Completed Cohomology of Shimura Curves and a p-Adic Jacquet-Langlands Correspondence

James Newton
Member, School of Mathematics
February 9, 2011

In this talk, I will describe a construction of a geometric realisation of a p-adic Jacquet-Langlands correspondence for certain forms of GL(2) over a totally real field. The construction makes use of the completed cohomology of Shimura curves, and a study of the bad reduction of Shimura curves due to Rajaei (generalising work of Ribet for GL(2) over the rational numbers). Along the way I will also describe a p-adic analogue of Mazur's principle in this setting.

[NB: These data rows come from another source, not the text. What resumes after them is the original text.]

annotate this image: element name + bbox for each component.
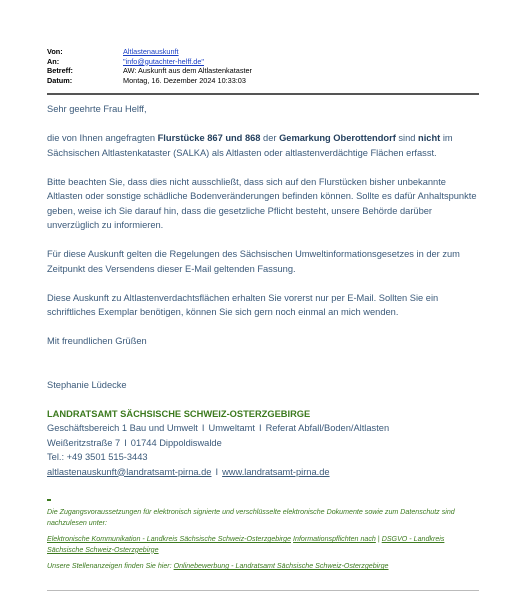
signature-contact [47, 465, 479, 480]
signature-org: LANDRATSAMT SÄCHSISCHE SCHWEIZ-OSTERZGEBIRGE [47, 408, 311, 419]
from-value[interactable]: Altlastenauskunft [123, 47, 179, 56]
email-body [47, 102, 479, 479]
footer-divider [47, 590, 479, 591]
separator: I [124, 437, 127, 448]
header-divider [47, 93, 479, 95]
dept-business-area: Geschäftsbereich 1 Bau und Umwelt [47, 423, 198, 433]
address-city: 01744 Dippoldiswalde [130, 437, 222, 448]
paragraph-3: Für diese Auskunft gelten die Regelungen des Sächsischen Umweltinformationsgesetzes in der zum Zeitpunkt des Versendens dieser E-Mail geltenden Fassung. [47, 249, 460, 274]
date-value: Montag, 16. Dezember 2024 10:33:03 [123, 75, 246, 85]
email-link[interactable]: altlastenauskunft@landratsamt-pirna.de [47, 466, 212, 477]
paragraph-1 [47, 131, 479, 160]
paragraph-4: Diese Auskunft zu Altlastenverdachtsflächen erhalten Sie vorerst nur per E-Mail. Sollten Sie ein schriftliches Exemplar benötigen, können Sie sich gern noch einmal an mich wenden. [47, 292, 439, 317]
email-footer [47, 507, 479, 572]
header-date-row [47, 76, 477, 86]
to-label: An: [47, 56, 60, 66]
p1-district: Gemarkung Oberottendorf [279, 133, 396, 143]
link-dsgvo[interactable]: DSGVO - Landkreis Sächsische Schweiz-Osterzgebirge [47, 535, 445, 554]
closing: Mit freundlichen Grüßen [47, 336, 147, 346]
dept-unit: Referat Abfall/Boden/Altlasten [265, 423, 390, 433]
p1-not: nicht [418, 133, 441, 143]
p1-parcels: Flurstücke 867 und 868 [157, 133, 261, 143]
jobs-text: Unsere Stellenanzeigen finden Sie hier: [47, 562, 174, 571]
greeting: Sehr geehrte Frau Helff, [47, 104, 147, 114]
email-header [47, 47, 477, 85]
address-street: Weißeritzstraße 7 [47, 437, 121, 448]
link-information-duties[interactable]: Informationspflichten nach [293, 535, 376, 544]
signer-name: Stephanie Lüdecke [47, 379, 127, 390]
separator: I [201, 423, 205, 433]
header-to-row [47, 57, 477, 67]
footer-jobs [47, 561, 479, 572]
footer-dash [47, 499, 51, 501]
header-subject-row [47, 66, 477, 76]
p1-text-c: der [260, 133, 280, 143]
website-link[interactable]: www.landratsamt-pirna.de [222, 466, 330, 477]
footer-note: Die Zugangsvoraussetzungen für elektronisch signierte und verschlüsselte elektronische Dokumente sowie zum Datenschutz sind nachzulesen unter: [47, 508, 455, 527]
subject-value: AW: Auskunft aus dem Altlastenkataster [123, 66, 252, 76]
from-label: Von: [47, 47, 63, 56]
footer-links [47, 534, 479, 555]
p1-text-a: die von Ihnen angefragten [47, 133, 158, 143]
to-value[interactable]: "info@gutachter-helff.de" [123, 56, 205, 66]
p1-text-e: sind [395, 133, 419, 143]
separator: | [377, 535, 380, 544]
signature-address [47, 436, 479, 451]
subject-label: Betreff: [47, 66, 73, 76]
header-from-row [47, 47, 477, 57]
separator: I [259, 423, 262, 433]
link-electronic-communication[interactable]: Elektronische Kommunikation - Landkreis Sächsische Schweiz-Osterzgebirge [47, 535, 292, 544]
dept-office: Umweltamt [208, 423, 255, 433]
link-online-application[interactable]: Onlinebewerbung - Landratsamt Sächsische Schweiz-Osterzgebirge [173, 562, 389, 571]
paragraph-2: Bitte beachten Sie, dass dies nicht ausschließt, dass sich auf den Flurstücken bisher unbekannte Altlasten oder sonstige schädliche Bodenveränderungen befinden können. Sollte es dafür Anhaltspunkte geben, weise ich Sie darauf hin, dass die gesetzliche Pflicht besteht, unsere Behörde darüber unverzüglich zu informieren. [47, 176, 477, 230]
signature-dept [47, 421, 479, 436]
p1-text-g: im Sächsischen Altlastenkataster (SALKA) als Altlasten oder altlastenverdächtige Flächen erfasst. [47, 133, 453, 158]
signature-phone: Tel.: +49 3501 515-3443 [47, 452, 148, 462]
date-label: Datum: [47, 75, 73, 85]
separator: I [215, 466, 219, 477]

Algebraic Cycles on Picarad Moduli Spaces of Abelian Varieties

Michael Rapoport
University of Bonn
November 11, 2010

Picard moduli spaces parametrize principally polarized abelian varieties with complex multiplication by the ring of integers in an imaginary-quadratic field. The loci where the abelian varieties split off an elliptic curve in a controlled way are divisors on this moduli space. We study the intersection behaviour of these divisors and prove in the non-degenerate case a relation between their intersection numbers and Fourier coefficients of the derivative at s=0 of a certain incoherent Eisenstein series for the unitary group. This is joint work with Kudla.

On the Realization of Some Degenerate Automorphic Forms on Certain Griffiths-Schmid Varieties

Henri Carayol
University of Strasbourg
November 10, 2010

GALOIS REPRESENTATIONS AND AUTOMORPHIC FORMS SEMINAR

Some automorphic forms, despite the fact they are algebraic, do not have any interpretation as cohomology classes on a Shimura variety: therefore nothing is known at present on their expected arithmetic properties. I shall explain how such forms appear to be related to more general objects (Griffiths-Schmid varieties) and discuss some related rationality questions.